Das Thema Radverkehr machen Sie immer nur lächerlich. Sie haben auch immer gesagt, das sei für Sie kein Thema. Das sehen Sie nicht als Landesaufgabe.
(Thorsten Schäfer-Gümbel (SPD): Frau Müller, Sie saßen im Plenarsaal, als wir darüber gesprochen haben!)
Durch die Verbesserung des Radwegeausbaus an den Landesstraßen und auch durch die aktive Unterstützung von schnellen Radwegeverbindungen engagiert sich diese Landesregierung, um auch Wegstrecken auf den Radverkehr zu verlagern.

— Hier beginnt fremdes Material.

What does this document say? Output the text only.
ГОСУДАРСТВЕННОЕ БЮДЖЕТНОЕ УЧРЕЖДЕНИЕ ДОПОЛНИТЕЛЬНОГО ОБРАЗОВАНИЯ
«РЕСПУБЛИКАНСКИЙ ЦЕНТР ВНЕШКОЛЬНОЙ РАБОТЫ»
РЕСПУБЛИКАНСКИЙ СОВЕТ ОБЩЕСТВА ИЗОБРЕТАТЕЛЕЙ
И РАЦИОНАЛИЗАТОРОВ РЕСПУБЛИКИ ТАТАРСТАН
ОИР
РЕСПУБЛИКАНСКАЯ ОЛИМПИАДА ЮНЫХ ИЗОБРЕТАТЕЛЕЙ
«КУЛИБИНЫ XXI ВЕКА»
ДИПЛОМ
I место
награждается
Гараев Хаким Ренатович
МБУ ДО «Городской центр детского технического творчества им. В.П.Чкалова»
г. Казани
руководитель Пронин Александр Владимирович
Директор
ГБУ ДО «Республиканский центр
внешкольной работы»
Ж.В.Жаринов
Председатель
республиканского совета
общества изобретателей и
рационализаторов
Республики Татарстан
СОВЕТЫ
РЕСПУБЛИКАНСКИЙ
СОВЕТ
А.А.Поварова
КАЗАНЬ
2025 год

Für den Radweg an Landesstraßen stehen im aktuellen Entwurf 1 Million € für 2018 und 2 Millionen € für 2019 mehr zu Verfügung.
Auch in den Kommunen, in denen Sie oft Verantwortung tragen, z. B. im Landkreis Kassel – das ist in Ihrer Studie nachzulesen –, ist beim Bus-, Bahn- und Radverkehr gar nichts passiert; aber auch das geht jetzt stückweise voran. Die AG Nahmobilität unterstützt die Kommunen. Wir haben die Bagatellgrenze sogar auf 20.000 € heruntergesetzt, damit die Kommunen noch einfacher und leichter in den Radverkehr investieren können. All das sind Erfolgsgeschichten, die Sie aber nicht zur Kenntnis nehmen wollen.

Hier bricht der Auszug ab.